A Bee Sting A Day Keeps The Doctor Away

July 17, 2014

A Bee Sting A Day Keeps The Doctor Away

My husband and I have been together since we were 14 years old, and he was always the one more likely to get sick. He had more sick days than I did in school. My husband was more likely to run a fever and his colds would often last about two weeks. Everything changed when he became a beekeeper.

While bee stings caused his skin to swell, the most active component of bee venom is melittin, a powerful anti-inflammatory substance that is said to be 100 times more powerful than hydrocortisone. His immune system eventually adjusted to the daily bee stings and we both noticed something remarkable. He was rarely ever sick, and when he was sick, it was for a very short stint of time.

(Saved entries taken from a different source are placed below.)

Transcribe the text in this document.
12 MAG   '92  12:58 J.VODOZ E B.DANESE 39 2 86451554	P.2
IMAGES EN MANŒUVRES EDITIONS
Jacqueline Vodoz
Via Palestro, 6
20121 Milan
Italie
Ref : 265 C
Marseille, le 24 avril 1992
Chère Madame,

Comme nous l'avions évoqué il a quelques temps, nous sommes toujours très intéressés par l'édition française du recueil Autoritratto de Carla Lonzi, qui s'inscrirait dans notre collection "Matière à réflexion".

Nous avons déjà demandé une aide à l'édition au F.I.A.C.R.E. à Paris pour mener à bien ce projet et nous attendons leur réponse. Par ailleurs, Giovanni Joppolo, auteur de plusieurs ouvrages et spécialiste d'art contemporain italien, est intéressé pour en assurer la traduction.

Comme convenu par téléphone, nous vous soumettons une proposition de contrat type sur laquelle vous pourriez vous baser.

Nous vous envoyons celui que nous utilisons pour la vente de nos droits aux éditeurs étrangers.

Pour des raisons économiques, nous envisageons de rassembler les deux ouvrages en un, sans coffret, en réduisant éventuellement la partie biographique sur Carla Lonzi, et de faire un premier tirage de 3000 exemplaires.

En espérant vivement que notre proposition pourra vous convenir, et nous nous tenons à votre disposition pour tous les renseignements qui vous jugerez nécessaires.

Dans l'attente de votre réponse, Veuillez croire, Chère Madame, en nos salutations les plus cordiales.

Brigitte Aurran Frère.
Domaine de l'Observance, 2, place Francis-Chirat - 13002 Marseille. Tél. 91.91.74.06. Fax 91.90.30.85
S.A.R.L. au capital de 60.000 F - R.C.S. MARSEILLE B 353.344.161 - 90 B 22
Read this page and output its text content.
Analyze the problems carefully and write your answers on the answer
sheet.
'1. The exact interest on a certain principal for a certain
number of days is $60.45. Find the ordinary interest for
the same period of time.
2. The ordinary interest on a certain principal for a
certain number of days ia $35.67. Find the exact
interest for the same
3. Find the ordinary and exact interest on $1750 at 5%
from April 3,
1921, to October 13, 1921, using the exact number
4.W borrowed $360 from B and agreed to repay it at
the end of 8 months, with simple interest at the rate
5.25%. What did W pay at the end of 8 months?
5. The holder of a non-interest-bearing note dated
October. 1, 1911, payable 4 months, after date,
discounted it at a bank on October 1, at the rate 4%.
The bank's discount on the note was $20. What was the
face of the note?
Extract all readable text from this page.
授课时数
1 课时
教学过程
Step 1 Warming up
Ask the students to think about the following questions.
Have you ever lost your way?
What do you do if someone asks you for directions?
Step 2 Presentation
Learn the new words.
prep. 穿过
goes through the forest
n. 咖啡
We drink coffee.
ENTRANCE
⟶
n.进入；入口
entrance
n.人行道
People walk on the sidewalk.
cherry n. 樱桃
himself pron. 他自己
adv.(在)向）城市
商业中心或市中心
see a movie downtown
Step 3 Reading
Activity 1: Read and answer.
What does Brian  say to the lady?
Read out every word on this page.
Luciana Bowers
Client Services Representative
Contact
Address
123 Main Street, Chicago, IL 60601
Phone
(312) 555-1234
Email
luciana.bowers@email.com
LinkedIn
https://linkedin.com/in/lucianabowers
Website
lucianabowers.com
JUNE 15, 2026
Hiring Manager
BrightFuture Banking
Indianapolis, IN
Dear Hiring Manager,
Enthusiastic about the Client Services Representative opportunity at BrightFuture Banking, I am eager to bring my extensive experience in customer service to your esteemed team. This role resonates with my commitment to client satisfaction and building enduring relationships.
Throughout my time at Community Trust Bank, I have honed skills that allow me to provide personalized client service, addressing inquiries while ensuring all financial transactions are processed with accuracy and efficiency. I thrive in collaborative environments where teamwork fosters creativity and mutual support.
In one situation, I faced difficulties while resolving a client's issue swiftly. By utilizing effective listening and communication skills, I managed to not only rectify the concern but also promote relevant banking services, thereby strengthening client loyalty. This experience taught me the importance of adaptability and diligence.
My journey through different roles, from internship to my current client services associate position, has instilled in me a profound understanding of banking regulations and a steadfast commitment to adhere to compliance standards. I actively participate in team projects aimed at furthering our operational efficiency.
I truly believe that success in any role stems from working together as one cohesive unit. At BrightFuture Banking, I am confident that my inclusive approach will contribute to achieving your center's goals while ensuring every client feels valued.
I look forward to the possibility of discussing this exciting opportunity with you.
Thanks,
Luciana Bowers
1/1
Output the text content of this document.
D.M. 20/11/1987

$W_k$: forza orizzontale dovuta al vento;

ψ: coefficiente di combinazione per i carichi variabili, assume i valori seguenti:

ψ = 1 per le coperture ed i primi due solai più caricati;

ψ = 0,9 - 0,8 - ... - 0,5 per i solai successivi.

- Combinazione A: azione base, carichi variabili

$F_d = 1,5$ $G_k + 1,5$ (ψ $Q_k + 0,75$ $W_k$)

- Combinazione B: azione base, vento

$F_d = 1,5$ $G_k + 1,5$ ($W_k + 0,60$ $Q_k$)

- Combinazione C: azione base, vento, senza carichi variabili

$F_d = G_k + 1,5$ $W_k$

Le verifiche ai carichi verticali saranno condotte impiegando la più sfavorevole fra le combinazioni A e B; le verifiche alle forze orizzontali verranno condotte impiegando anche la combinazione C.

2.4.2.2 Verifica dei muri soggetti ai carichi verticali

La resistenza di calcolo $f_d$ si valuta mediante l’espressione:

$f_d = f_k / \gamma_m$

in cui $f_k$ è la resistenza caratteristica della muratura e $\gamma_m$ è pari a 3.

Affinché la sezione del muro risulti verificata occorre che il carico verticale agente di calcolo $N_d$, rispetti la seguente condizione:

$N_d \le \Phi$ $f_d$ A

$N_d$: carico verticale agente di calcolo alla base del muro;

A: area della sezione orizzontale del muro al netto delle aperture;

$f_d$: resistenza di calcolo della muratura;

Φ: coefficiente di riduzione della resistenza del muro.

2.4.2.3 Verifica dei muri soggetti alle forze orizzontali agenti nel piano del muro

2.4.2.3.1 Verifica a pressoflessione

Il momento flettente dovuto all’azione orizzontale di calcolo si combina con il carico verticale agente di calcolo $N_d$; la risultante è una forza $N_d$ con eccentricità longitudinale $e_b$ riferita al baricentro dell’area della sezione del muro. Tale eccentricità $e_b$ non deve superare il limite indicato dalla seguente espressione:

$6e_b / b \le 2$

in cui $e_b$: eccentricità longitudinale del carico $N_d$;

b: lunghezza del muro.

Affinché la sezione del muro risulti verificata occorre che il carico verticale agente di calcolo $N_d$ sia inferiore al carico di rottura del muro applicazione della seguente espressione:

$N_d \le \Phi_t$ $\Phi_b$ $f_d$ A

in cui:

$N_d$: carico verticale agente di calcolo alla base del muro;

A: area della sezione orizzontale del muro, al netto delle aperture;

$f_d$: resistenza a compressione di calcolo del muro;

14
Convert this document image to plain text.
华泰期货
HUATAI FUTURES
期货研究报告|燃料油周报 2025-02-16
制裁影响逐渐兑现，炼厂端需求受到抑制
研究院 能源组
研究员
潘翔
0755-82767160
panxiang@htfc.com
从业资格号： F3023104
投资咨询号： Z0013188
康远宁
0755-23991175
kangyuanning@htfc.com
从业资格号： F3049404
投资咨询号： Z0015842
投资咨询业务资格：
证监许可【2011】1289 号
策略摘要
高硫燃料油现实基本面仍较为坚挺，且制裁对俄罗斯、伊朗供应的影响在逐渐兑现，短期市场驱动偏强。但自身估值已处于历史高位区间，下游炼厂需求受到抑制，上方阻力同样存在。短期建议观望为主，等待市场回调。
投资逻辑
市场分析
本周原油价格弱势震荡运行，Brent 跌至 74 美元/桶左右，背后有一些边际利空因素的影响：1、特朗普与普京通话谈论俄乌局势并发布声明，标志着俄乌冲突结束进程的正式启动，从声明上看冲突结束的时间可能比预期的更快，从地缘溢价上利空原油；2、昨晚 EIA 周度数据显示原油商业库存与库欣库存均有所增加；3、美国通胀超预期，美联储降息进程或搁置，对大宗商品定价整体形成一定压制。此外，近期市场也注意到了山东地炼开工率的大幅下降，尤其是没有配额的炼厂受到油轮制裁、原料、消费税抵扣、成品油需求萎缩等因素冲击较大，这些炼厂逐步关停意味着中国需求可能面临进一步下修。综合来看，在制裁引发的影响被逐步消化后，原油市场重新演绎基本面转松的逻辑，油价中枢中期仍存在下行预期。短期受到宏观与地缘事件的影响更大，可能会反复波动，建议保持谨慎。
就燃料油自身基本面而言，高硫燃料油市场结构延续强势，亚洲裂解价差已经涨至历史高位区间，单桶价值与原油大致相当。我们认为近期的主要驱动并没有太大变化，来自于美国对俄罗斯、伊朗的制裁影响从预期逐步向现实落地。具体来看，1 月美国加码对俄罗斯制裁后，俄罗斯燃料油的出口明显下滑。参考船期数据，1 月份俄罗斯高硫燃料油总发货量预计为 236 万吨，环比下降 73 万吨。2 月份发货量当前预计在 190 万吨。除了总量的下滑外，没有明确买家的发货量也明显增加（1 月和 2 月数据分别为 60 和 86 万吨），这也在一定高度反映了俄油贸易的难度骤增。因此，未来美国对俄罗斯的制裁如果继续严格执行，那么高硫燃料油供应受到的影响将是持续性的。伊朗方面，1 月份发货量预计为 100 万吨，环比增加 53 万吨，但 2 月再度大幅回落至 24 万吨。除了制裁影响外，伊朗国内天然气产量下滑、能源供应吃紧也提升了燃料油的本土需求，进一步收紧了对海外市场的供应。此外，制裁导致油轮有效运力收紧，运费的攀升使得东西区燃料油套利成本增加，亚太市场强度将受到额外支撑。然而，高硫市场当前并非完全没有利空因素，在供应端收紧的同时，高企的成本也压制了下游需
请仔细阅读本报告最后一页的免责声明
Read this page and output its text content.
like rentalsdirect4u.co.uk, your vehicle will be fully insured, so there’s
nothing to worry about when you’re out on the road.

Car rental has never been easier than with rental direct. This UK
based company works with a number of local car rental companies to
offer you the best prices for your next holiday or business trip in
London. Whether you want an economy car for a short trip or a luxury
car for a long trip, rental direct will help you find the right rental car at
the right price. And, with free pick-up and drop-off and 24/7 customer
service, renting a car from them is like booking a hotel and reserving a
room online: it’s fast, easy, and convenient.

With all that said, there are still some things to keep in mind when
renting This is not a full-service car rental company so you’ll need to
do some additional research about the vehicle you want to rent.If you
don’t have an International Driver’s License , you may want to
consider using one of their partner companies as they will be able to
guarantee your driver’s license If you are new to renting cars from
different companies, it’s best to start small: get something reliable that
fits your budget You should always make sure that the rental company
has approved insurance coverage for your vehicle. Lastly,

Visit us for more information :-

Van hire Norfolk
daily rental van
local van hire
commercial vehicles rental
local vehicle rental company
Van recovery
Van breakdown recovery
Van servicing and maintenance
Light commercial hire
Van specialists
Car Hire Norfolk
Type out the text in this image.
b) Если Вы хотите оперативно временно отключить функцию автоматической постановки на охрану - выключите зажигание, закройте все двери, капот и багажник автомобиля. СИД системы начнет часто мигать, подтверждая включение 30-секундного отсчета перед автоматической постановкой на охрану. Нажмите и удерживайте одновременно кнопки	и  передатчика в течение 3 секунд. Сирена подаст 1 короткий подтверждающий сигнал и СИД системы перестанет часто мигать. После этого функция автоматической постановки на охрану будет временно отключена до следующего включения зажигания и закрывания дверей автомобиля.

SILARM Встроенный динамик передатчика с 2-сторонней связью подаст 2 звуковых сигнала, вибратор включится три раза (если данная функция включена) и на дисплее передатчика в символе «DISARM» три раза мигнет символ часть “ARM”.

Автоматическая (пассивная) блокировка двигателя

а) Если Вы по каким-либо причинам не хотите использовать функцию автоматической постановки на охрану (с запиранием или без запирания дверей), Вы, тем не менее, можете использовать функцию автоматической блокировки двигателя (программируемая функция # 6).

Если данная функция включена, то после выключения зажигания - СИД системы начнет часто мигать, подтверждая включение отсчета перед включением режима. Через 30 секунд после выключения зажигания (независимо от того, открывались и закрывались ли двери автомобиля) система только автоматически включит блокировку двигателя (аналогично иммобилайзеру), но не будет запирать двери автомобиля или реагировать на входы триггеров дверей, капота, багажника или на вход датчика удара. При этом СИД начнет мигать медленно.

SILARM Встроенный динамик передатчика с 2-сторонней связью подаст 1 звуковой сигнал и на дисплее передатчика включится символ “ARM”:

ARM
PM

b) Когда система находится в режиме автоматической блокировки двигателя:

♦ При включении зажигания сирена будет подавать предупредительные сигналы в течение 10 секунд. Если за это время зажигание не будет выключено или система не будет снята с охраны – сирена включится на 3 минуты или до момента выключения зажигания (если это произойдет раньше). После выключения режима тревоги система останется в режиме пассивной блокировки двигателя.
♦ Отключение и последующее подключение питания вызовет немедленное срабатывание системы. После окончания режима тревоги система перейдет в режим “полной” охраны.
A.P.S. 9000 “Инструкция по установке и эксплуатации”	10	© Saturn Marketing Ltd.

The key toxic component in bee venom, Phospholipase A2 (PLA2), can induce immunity and protect against allergic reactions. Subsequently, if you happen to be fighting an illness at the same time you are stung, the venom can cause your immune system to fight harder and ward off the illness.

Research from Yale School of Medicine has shown that repeated stings applied regularly, can induce a long-standing antibody response and reduce many common allergies. Turns out, the majority of my husband’s cold symptoms were really allergy symptoms to things like pollen and environmental elements.

I don’t suggest trying bee sting therapy without the supervision of an allergist, however, if you are not allergic to bees, simply taking up the common hobby of bee keeping could prove to be very beneficial to your health. Give it a shot!